Jant has the drug with him because he is addicted to it, with its attendant opiate and hallucinogenic properties. He is also a vain, feckless immortal. The Emperor, God's representative, has ruled the Fourlands for two thousand years aided by a Circle of fifty Eszai, each embodying a specific skill, that he has raised up to immortality. Jant is the conduit for all that happens in the novel since he is the Messenger. His position in the Circle is unassailable because he has a unique ability: he can fly. Awains look like angels, with a magnificent and useless pair of wings on their backs. The other two species are the Rhydanne (lean, cat-reflexed mountain dwellers) and the Morenzi (bog standard humans -- somewhat lumpen in this setting). As the mixed-species rapespawn of Awian and Rhydanne, Jant's twin genetic inheritances mean that he is light, strong and quick enough to actually use his wings. We follow him as he hurtles about Fourlands, outstripping the other characters and linking their disparate kingdoms and manorships. His gift is much in demand because Rachiswater's death marks an escalation in the intensity of Insect activity. As they encroach into Awia, the uneasy status quo is replaced by a struggle for the future of civilisation.

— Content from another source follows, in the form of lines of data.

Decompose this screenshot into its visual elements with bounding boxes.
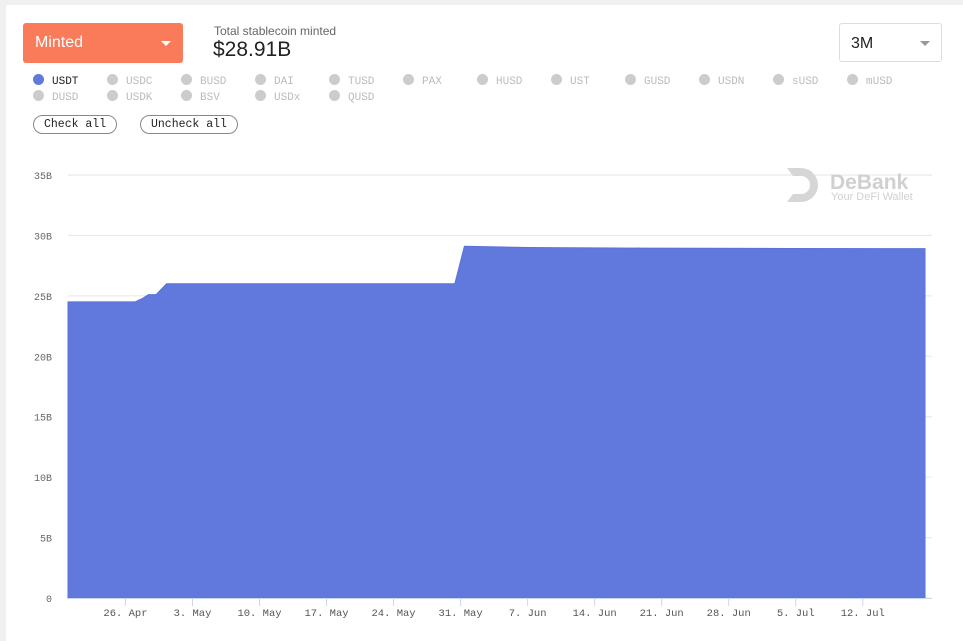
y-tick-label: 30B <box>34 232 52 243</box>
watermark-tagline: Your DeFi Wallet <box>831 191 913 203</box>
x-tick-label: 7. Jun <box>509 608 547 620</box>
minted-area-chart: DeBank Your DeFi Wallet 0 5B 10B 15B 20B 25B 3… <box>34 168 932 620</box>
debank-logo-icon <box>787 168 818 202</box>
debank-watermark: DeBank Your DeFi Wallet <box>787 168 913 203</box>
y-tick-label: 0 <box>46 595 52 606</box>
y-tick-label: 5B <box>40 535 52 546</box>
x-tick-label: 24. May <box>372 608 416 620</box>
y-tick-label: 15B <box>34 414 52 425</box>
x-tick-label: 21. Jun <box>640 608 684 620</box>
x-tick-label: 5. Jul <box>777 608 815 620</box>
x-tick-label: 10. May <box>237 608 281 620</box>
series-area-usdt <box>67 245 926 599</box>
x-tick-label: 31. May <box>439 608 483 620</box>
x-tick-label: 3. May <box>174 608 212 620</box>
x-tick-label: 17. May <box>304 608 348 620</box>
x-tick-label: 14. Jun <box>573 608 617 620</box>
x-tick-label: 28. Jun <box>707 608 751 620</box>
x-tick-label: 12. Jul <box>841 608 885 620</box>
y-tick-label: 10B <box>34 474 52 485</box>
y-tick-label: 25B <box>34 293 52 304</box>
y-tick-label: 20B <box>34 353 52 364</box>
y-tick-label: 35B <box>34 172 52 183</box>
x-tick-label: 26. Apr <box>103 608 147 620</box>
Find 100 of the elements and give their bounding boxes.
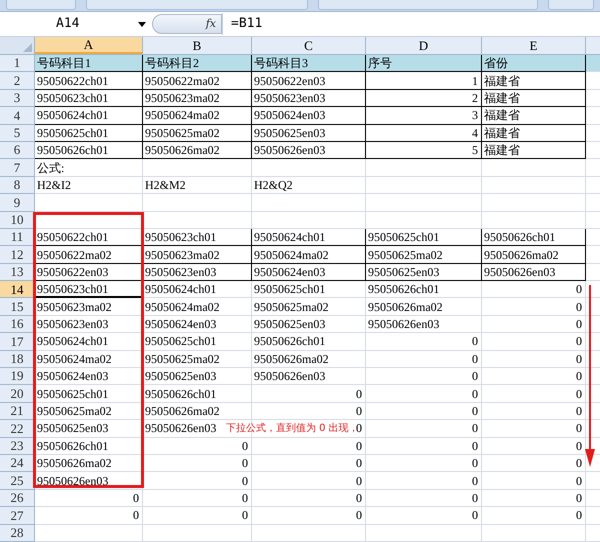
row-header[interactable]: 28 [0, 524, 35, 542]
table-cell: 95050623ma02 [143, 246, 252, 264]
down-arrow-icon [585, 285, 595, 468]
name-box[interactable]: A14 [0, 13, 152, 35]
table-cell: 0 [482, 454, 586, 472]
table-cell: 0 [35, 490, 143, 508]
row-header[interactable]: 4 [0, 107, 35, 125]
table-cell: H2&I2 [35, 176, 143, 194]
table-cell: 省份 [482, 55, 586, 72]
table-cell: 95050622ma02 [143, 72, 252, 90]
row-header[interactable]: 26 [0, 490, 35, 508]
table-cell: 95050625en03 [366, 264, 482, 282]
table-cell: 0 [366, 402, 482, 420]
table-cell: 0 [252, 472, 366, 490]
table-cell: 0 [482, 438, 586, 455]
table-cell: 95050624ma02 [35, 350, 143, 368]
row-header[interactable]: 9 [0, 194, 35, 212]
table-cell: 95050622en03 [252, 72, 366, 90]
table-cell: 0 [366, 333, 482, 351]
table-cell: 95050626en03 [252, 368, 366, 386]
table-cell: 0 [482, 472, 586, 490]
row-header[interactable]: 15 [0, 298, 35, 316]
table-cell: 0 [252, 507, 366, 525]
table-cell: 0 [143, 438, 252, 455]
table-cell: 号码科目1 [35, 55, 143, 72]
table-cell: 0 [366, 368, 482, 386]
row-header[interactable]: 1 [0, 55, 35, 72]
table-cell: 福建省 [482, 124, 586, 142]
table-cell: 95050626en03 [366, 316, 482, 334]
table-cell: 0 [366, 472, 482, 490]
table-cell: 95050624en03 [252, 264, 366, 282]
table-cell: 95050625ch01 [143, 333, 252, 351]
table-cell: 3 [366, 107, 482, 125]
table-cell: 95050623en03 [252, 90, 366, 108]
table-cell: 0 [252, 454, 366, 472]
row-header[interactable]: 6 [0, 142, 35, 160]
table-cell: 95050624ch01 [35, 107, 143, 125]
table-cell: 0 [252, 402, 366, 420]
row-header[interactable]: 14 [0, 281, 35, 298]
table-cell: 福建省 [482, 107, 586, 125]
table-cell: 0 [366, 438, 482, 455]
row-header[interactable]: 25 [0, 472, 35, 490]
table-cell: 0 [482, 507, 586, 525]
table-cell: 95050624ch01 [143, 281, 252, 298]
table-cell: 95050625ma02 [143, 124, 252, 142]
fx-button[interactable]: fx [152, 14, 222, 34]
row-header[interactable]: 17 [0, 333, 35, 351]
table-cell: 0 [366, 385, 482, 403]
table-cell: 95050623ch01 [35, 90, 143, 108]
table-cell: 95050626en03 [252, 142, 366, 160]
table-cell: 95050625en03 [252, 316, 366, 334]
table-cell: 95050626ch01 [35, 142, 143, 160]
row-header[interactable]: 5 [0, 124, 35, 142]
table-cell: 0 [482, 316, 586, 334]
table-cell: 95050626ma02 [143, 142, 252, 160]
table-cell: 0 [366, 490, 482, 508]
table-cell: 95050622ch01 [35, 72, 143, 90]
column-header[interactable]: A [35, 37, 143, 54]
table-cell: 95050624en03 [252, 107, 366, 125]
table-cell: 95050624ch01 [252, 228, 366, 246]
table-cell: 95050626ch01 [366, 281, 482, 298]
table-cell: 95050623ma02 [143, 90, 252, 108]
table-cell: 0 [143, 507, 252, 525]
table-cell: 1 [366, 72, 482, 90]
table-cell: H2&Q2 [252, 176, 366, 194]
table-cell: 95050626ma02 [482, 246, 586, 264]
table-cell: 95050624en03 [143, 316, 252, 334]
table-cell: 95050625ma02 [366, 246, 482, 264]
table-cell: 号码科目2 [143, 55, 252, 72]
table-cell: 95050625en03 [252, 124, 366, 142]
table-cell: 95050622en03 [35, 264, 143, 282]
table-cell: 福建省 [482, 142, 586, 160]
table-cell: 95050624ma02 [143, 298, 252, 316]
row-header[interactable]: 19 [0, 368, 35, 386]
table-cell: 95050624ma02 [143, 107, 252, 125]
table-cell: 0 [482, 402, 586, 420]
row-header[interactable]: 7 [0, 159, 35, 177]
row-header[interactable]: 27 [0, 507, 35, 525]
table-cell: 0 [482, 490, 586, 508]
dropdown-caret-icon[interactable] [138, 22, 146, 26]
table-cell: 0 [482, 420, 586, 438]
row-header[interactable]: 2 [0, 72, 35, 90]
formula-field[interactable]: =B11 [222, 13, 600, 35]
row-header[interactable]: 8 [0, 176, 35, 194]
table-cell: 公式: [35, 159, 143, 177]
row-header[interactable]: 3 [0, 90, 35, 108]
table-cell: 95050625en03 [143, 368, 252, 386]
table-cell: 福建省 [482, 72, 586, 90]
table-cell: 0 [143, 490, 252, 508]
table-cell: 95050624ma02 [252, 246, 366, 264]
table-cell: 95050625ma02 [143, 350, 252, 368]
row-header[interactable]: 12 [0, 246, 35, 264]
corner-triangle-icon [23, 43, 32, 52]
table-cell: 0 [366, 454, 482, 472]
table-cell: 95050625ch01 [366, 228, 482, 246]
table-cell: 0 [482, 368, 586, 386]
table-cell: 0 [252, 490, 366, 508]
table-cell: 0 [366, 507, 482, 525]
row-header[interactable]: 22 [0, 420, 35, 438]
row-header[interactable]: 20 [0, 385, 35, 403]
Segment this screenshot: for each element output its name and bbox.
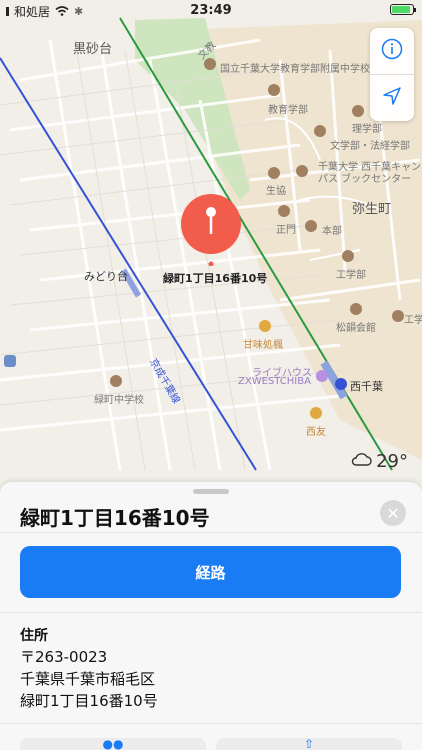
battery-icon [390, 4, 416, 15]
route-button[interactable]: 経路 [20, 546, 401, 598]
route-shield-icon [4, 355, 16, 367]
place-title: 緑町1丁目16番10号 [20, 506, 210, 530]
weather-temperature: 29° [376, 451, 408, 472]
map-label-gate: 正門 [276, 225, 296, 236]
address-street[interactable]: 緑町1丁目16番10号 [20, 690, 158, 711]
share-button[interactable]: ⇧ [216, 738, 402, 750]
info-button[interactable] [370, 28, 414, 74]
location-arrow-icon [382, 86, 402, 110]
close-icon: ✕ [386, 503, 400, 523]
close-button[interactable]: ✕ [380, 500, 406, 526]
location-button[interactable] [370, 75, 414, 121]
pin-label: 緑町1丁目16番10号 [163, 272, 268, 285]
map-label-sweets: 甘味処楓 [243, 340, 283, 351]
engineering-poi-icon[interactable] [342, 250, 354, 262]
coop-poi-icon[interactable] [268, 167, 280, 179]
share-icon: ⇧ [303, 737, 315, 750]
favorite-icon: ●● [102, 737, 124, 750]
map-label-engineering2: 工学 [404, 315, 422, 326]
letters-poi-icon[interactable] [314, 125, 326, 137]
sheet-divider [0, 532, 422, 533]
cloud-icon [350, 451, 372, 472]
sheet-divider-3 [0, 723, 422, 724]
map-label-livehouse-en: ZXWESTCHIBA [238, 376, 311, 387]
address-label: 住所 [20, 628, 48, 644]
map-label-school: 国立千葉大学教育学部附属中学校 [220, 64, 370, 75]
status-time: 23:49 [190, 3, 232, 18]
sheet-divider-2 [0, 612, 422, 613]
hall-poi-icon[interactable] [350, 303, 362, 315]
sweets-poi-icon[interactable] [259, 320, 271, 332]
hq-poi-icon[interactable] [305, 220, 317, 232]
weather-widget: 29° [350, 451, 408, 472]
map-label-seiyu: 西友 [306, 427, 326, 438]
map-label-nishichiba: 西千葉 [350, 380, 383, 393]
map-label-yayoicho: 弥生町 [352, 202, 392, 217]
map-label-coop: 生協 [266, 186, 286, 197]
sheet-grabber[interactable] [193, 489, 229, 494]
map-label-junior-high: 緑町中学校 [94, 395, 144, 406]
favorite-button[interactable]: ●● [20, 738, 206, 750]
science-poi-icon[interactable] [352, 105, 364, 117]
status-bar: 和処居 ✱ 23:49 [0, 0, 422, 22]
map-label-science: 理学部 [352, 124, 382, 135]
map-label-education: 教育学部 [268, 105, 308, 116]
map-label-engineering: 工学部 [336, 270, 366, 281]
supermarket-poi-icon[interactable] [310, 407, 322, 419]
map-controls [370, 28, 414, 121]
map-label-midoridai: みどり台 [84, 270, 128, 283]
map-label-campus: 千葉大学 西千葉キャン パス ブックセンター [318, 162, 422, 185]
education-poi-icon[interactable] [268, 84, 280, 96]
map-label-hq: 本部 [322, 226, 342, 237]
gate-poi-icon[interactable] [278, 205, 290, 217]
engineering2-poi-icon[interactable] [392, 310, 404, 322]
livehouse-poi-icon[interactable] [316, 370, 328, 382]
address-postal[interactable]: 〒263-0023 [20, 646, 107, 667]
map-label-letters: 文学部・法経学部 [330, 141, 410, 152]
map-label-hall: 松韻会館 [336, 323, 376, 334]
info-icon [381, 38, 403, 64]
map-pin-icon[interactable] [180, 194, 242, 267]
map-label-kurosunadai: 黒砂台 [73, 42, 113, 57]
bookcenter-poi-icon[interactable] [296, 165, 308, 177]
address-prefecture-city[interactable]: 千葉県千葉市稲毛区 [20, 668, 155, 689]
station-poi-icon[interactable] [335, 378, 347, 390]
junior-high-poi-icon[interactable] [110, 375, 122, 387]
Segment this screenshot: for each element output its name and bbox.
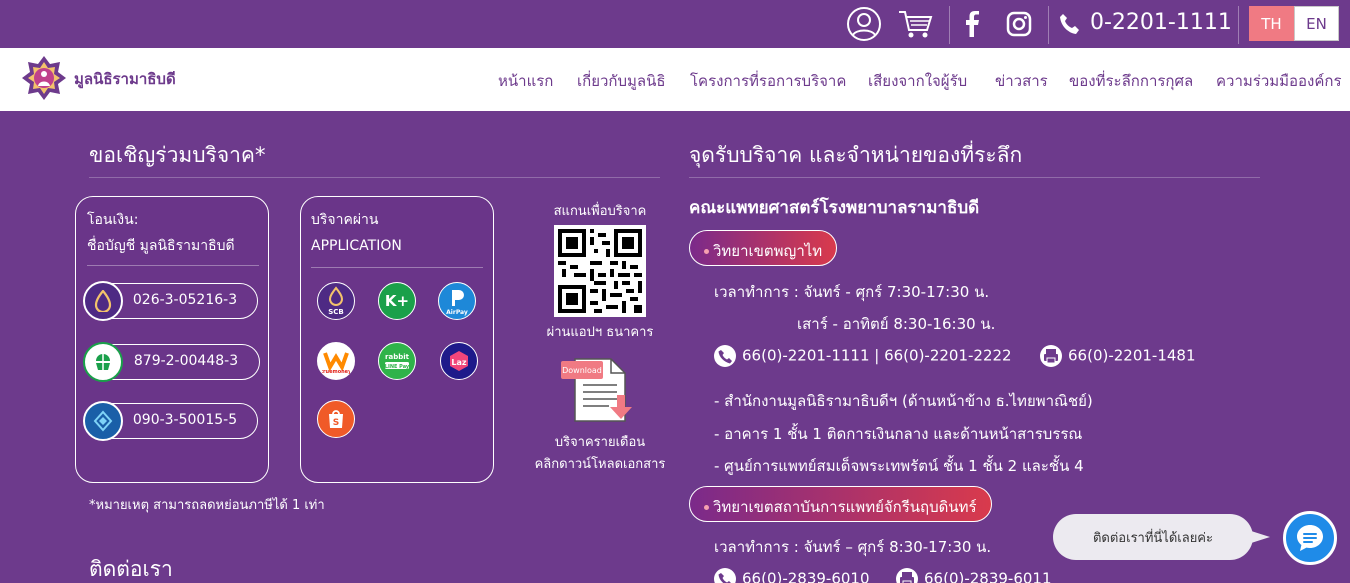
instagram-icon[interactable] [1001, 6, 1037, 42]
fax-icon [1040, 345, 1062, 367]
download-document-icon[interactable]: Download [561, 355, 639, 425]
svg-text:S: S [333, 418, 339, 428]
phone-icon [714, 568, 736, 583]
tel-numbers[interactable]: 66(0)-2201-1111 | 66(0)-2201-2222 [742, 347, 1012, 365]
svg-text:Laz: Laz [451, 358, 466, 367]
tax-note: *หมายเหตุ สามารถลดหย่อนภาษีได้ 1 เท่า [89, 498, 325, 513]
scb-app-icon[interactable]: SCB [317, 282, 355, 320]
truemoney-app-icon[interactable]: truemoney [317, 342, 355, 380]
logo-text[interactable]: มูลนิธิรามาธิบดี [74, 67, 176, 91]
svg-text:truemoney: truemoney [322, 369, 350, 375]
cart-icon[interactable] [897, 6, 933, 42]
fax-icon [896, 568, 918, 583]
logo-icon[interactable] [20, 54, 68, 102]
top-bar: 0-2201-1111 TH EN [0, 0, 1350, 48]
monthly-donation-link[interactable]: บริจาครายเดือน คลิกดาวน์โหลดเอกสาร [530, 432, 670, 476]
chat-button[interactable] [1283, 511, 1337, 565]
phone-icon [714, 345, 736, 367]
nav-news[interactable]: ข่าวสาร [995, 69, 1048, 93]
campus-chakri-badge: วิทยาเขตสถาบันการแพทย์จักรีนฤบดินทร์ [689, 486, 992, 522]
nav-testimonials[interactable]: เสียงจากใจผู้รับ [868, 69, 967, 93]
fax-row: 66(0)-2201-1481 [1040, 345, 1196, 367]
app-heading: บริจาคผ่าน APPLICATION [311, 212, 402, 254]
divider [1048, 6, 1049, 44]
lang-en-button[interactable]: EN [1294, 6, 1339, 41]
app-card: บริจาคผ่าน APPLICATION SCB K+ AirPay tru… [300, 196, 494, 483]
user-icon[interactable] [846, 6, 882, 42]
svg-text:rabbit: rabbit [385, 353, 410, 361]
hours-weekend: เสาร์ - อาทิตย์ 8:30-16:30 น. [797, 315, 996, 333]
divider [311, 267, 483, 268]
location-2: - อาคาร 1 ชั้น 1 ติดการเงินกลาง และด้านห… [714, 425, 1083, 443]
fax-row-2: 66(0)-2839-6011 [896, 568, 1052, 583]
account-number: 090-3-50015-5 [132, 412, 238, 428]
svg-text:LINE Pay: LINE Pay [385, 364, 410, 370]
nav-projects[interactable]: โครงการที่รอการบริจาค [690, 69, 846, 93]
divider [689, 177, 1260, 178]
account-scb[interactable]: 026-3-05216-3 [83, 281, 258, 321]
location-1: - สำนักงานมูลนิธิรามาธิบดีฯ (ด้านหน้าข้า… [714, 392, 1093, 410]
hours-campus2: เวลาทำการ : จันทร์ – ศุกร์ 8:30-17:30 น. [714, 538, 992, 556]
divider [1238, 6, 1239, 44]
rabbit-linepay-app-icon[interactable]: rabbit LINE Pay [378, 342, 416, 380]
shopee-app-icon[interactable]: S [317, 400, 355, 438]
transfer-heading: โอนเงิน: ชื่อบัญชี มูลนิธิรามาธิบดี [87, 212, 235, 254]
lazada-app-icon[interactable]: Laz [440, 342, 478, 380]
fax-number: 66(0)-2201-1481 [1068, 346, 1196, 365]
account-ktb[interactable]: 090-3-50015-5 [83, 401, 258, 441]
lang-th-button[interactable]: TH [1249, 6, 1294, 41]
divider [87, 265, 259, 266]
campus-phayathai-badge: วิทยาเขตพญาไท [689, 230, 838, 266]
nav-about[interactable]: เกี่ยวกับมูลนิธิ [577, 69, 666, 93]
org-name: คณะแพทยศาสตร์โรงพยาบาลรามาธิบดี [689, 198, 980, 218]
divider [949, 6, 950, 44]
phone-number[interactable]: 0-2201-1111 [1090, 10, 1232, 35]
location-3: - ศูนย์การแพทย์สมเด็จพระเทพรัตน์ ชั้น 1 … [714, 457, 1084, 475]
facebook-icon[interactable] [954, 6, 990, 42]
download-tag: Download [561, 361, 603, 379]
main-nav: มูลนิธิรามาธิบดี หน้าแรก เกี่ยวกับมูลนิธ… [0, 48, 1350, 111]
account-number: 879-2-00448-3 [133, 353, 239, 369]
nav-partners[interactable]: ความร่วมมือองค์กร [1216, 69, 1342, 93]
fax-number-2: 66(0)-2839-6011 [924, 569, 1052, 583]
divider [89, 177, 660, 178]
qr-caption: ผ่านแอปฯ ธนาคาร [546, 325, 654, 340]
tel-row: 66(0)-2201-1111 | 66(0)-2201-2222 [714, 345, 1012, 367]
tel-row-2: 66(0)-2839-6010 [714, 568, 870, 583]
kplus-app-icon[interactable]: K+ [378, 282, 416, 320]
transfer-card: โอนเงิน: ชื่อบัญชี มูลนิธิรามาธิบดี 026-… [75, 196, 269, 483]
account-kbank[interactable]: 879-2-00448-3 [83, 342, 260, 382]
contact-title: ติดต่อเรา [89, 557, 173, 581]
svg-text:SCB: SCB [328, 308, 344, 316]
chat-icon [1297, 525, 1323, 551]
donate-title: ขอเชิญร่วมบริจาค* [89, 143, 266, 167]
qr-label: สแกนเพื่อบริจาค [553, 204, 647, 219]
phone-icon [1052, 6, 1088, 42]
tel-number-2[interactable]: 66(0)-2839-6010 [742, 570, 870, 583]
nav-home[interactable]: หน้าแรก [498, 69, 553, 93]
svg-text:AirPay: AirPay [446, 309, 468, 316]
airpay-app-icon[interactable]: AirPay [438, 282, 476, 320]
hours-weekday: เวลาทำการ : จันทร์ - ศุกร์ 7:30-17:30 น. [714, 283, 990, 301]
points-title: จุดรับบริจาค และจำหน่ายของที่ระลึก [689, 143, 1023, 167]
qr-code[interactable] [554, 225, 646, 317]
chat-prompt-bubble[interactable]: ติดต่อเราที่นี่ได้เลยค่ะ [1053, 514, 1253, 560]
nav-souvenirs[interactable]: ของที่ระลึกการกุศล [1069, 69, 1193, 93]
chat-bubble-tail [1248, 530, 1270, 544]
account-number: 026-3-05216-3 [132, 292, 238, 308]
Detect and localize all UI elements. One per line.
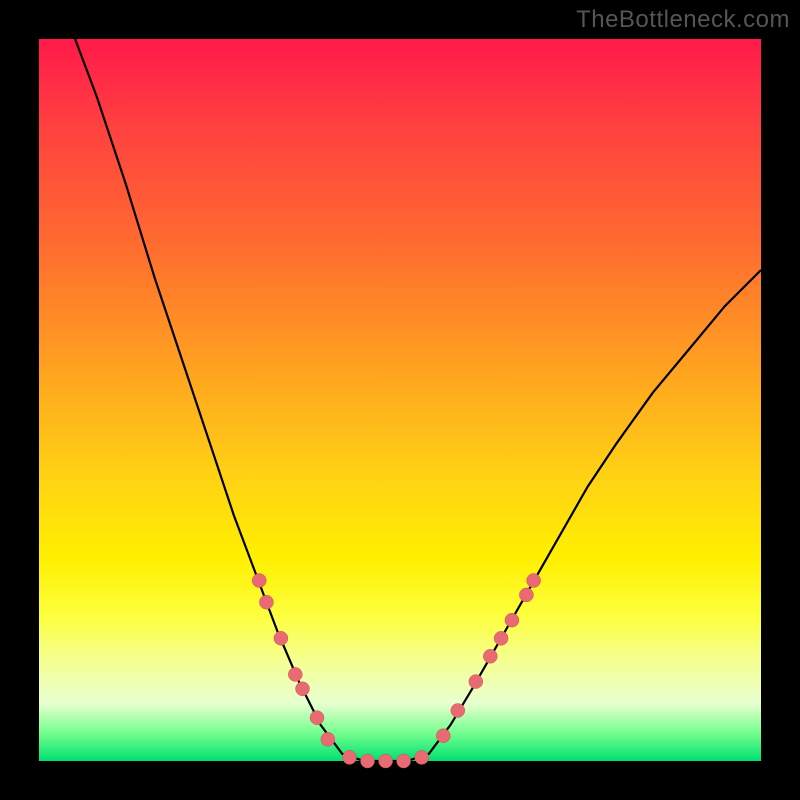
curve-markers <box>252 574 540 769</box>
curve-marker <box>483 649 497 663</box>
curve-marker <box>288 667 302 681</box>
plot-area <box>39 39 761 761</box>
curve-marker <box>469 675 483 689</box>
curve-marker <box>397 754 411 768</box>
curve-marker <box>310 711 324 725</box>
curve-marker <box>252 574 266 588</box>
watermark-text: TheBottleneck.com <box>576 6 790 34</box>
curve-marker <box>519 588 533 602</box>
curve-marker <box>451 704 465 718</box>
curve-marker <box>343 750 357 764</box>
bottleneck-curve-svg <box>39 39 761 761</box>
curve-marker <box>527 574 541 588</box>
curve-marker <box>259 595 273 609</box>
bottleneck-curve <box>75 39 761 761</box>
curve-marker <box>379 754 393 768</box>
curve-marker <box>296 682 310 696</box>
curve-marker <box>494 631 508 645</box>
curve-marker <box>436 729 450 743</box>
curve-marker <box>321 732 335 746</box>
curve-marker <box>505 613 519 627</box>
curve-marker <box>274 631 288 645</box>
chart-frame: TheBottleneck.com <box>0 0 800 800</box>
curve-marker <box>415 750 429 764</box>
curve-marker <box>361 754 375 768</box>
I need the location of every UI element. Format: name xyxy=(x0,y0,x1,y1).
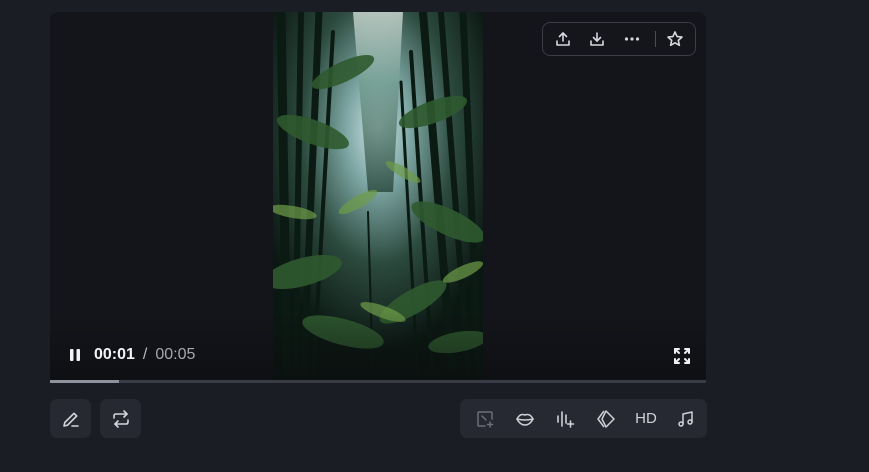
add-frame-button[interactable] xyxy=(470,404,499,434)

Like Jant himself, the novel is always in a rush. At times it feels that, like a digital movie, it has been compressed and, as a side effect, there is a slight stuttering of the narrative. The Year of Our War wraps up astonishingly quickly given that it chronicles the most important events in the Fourlands for two millennia. Much is left unsaid and it seems the reader is not only expected to read between the lines but read the sequel. In this respect the Emperor goes beyond an enigma to being a placeholder. Book bloat is a particularly irksome fact of modern genre publishing but big does not always mean bloated (Perdido Street Station springs to mind) and the book really could do with an extra hundred odd pages. The subplots in particular suffer from this lack of room.

Despite this haste the book is a joy to read, it is bursting at the seams with ideas. The Year of Our War is the first book that makes you believe New Weird actually is a movement, rather than a bunch of books China Miéville likes. A Miéville quote appears prominently on the cover where he describes the book as "thoughtful, exuberant, incredibly inventive, funny but never whimsical or mannered." This is true and it doubles as a kind of manifesto pledge for New Weird.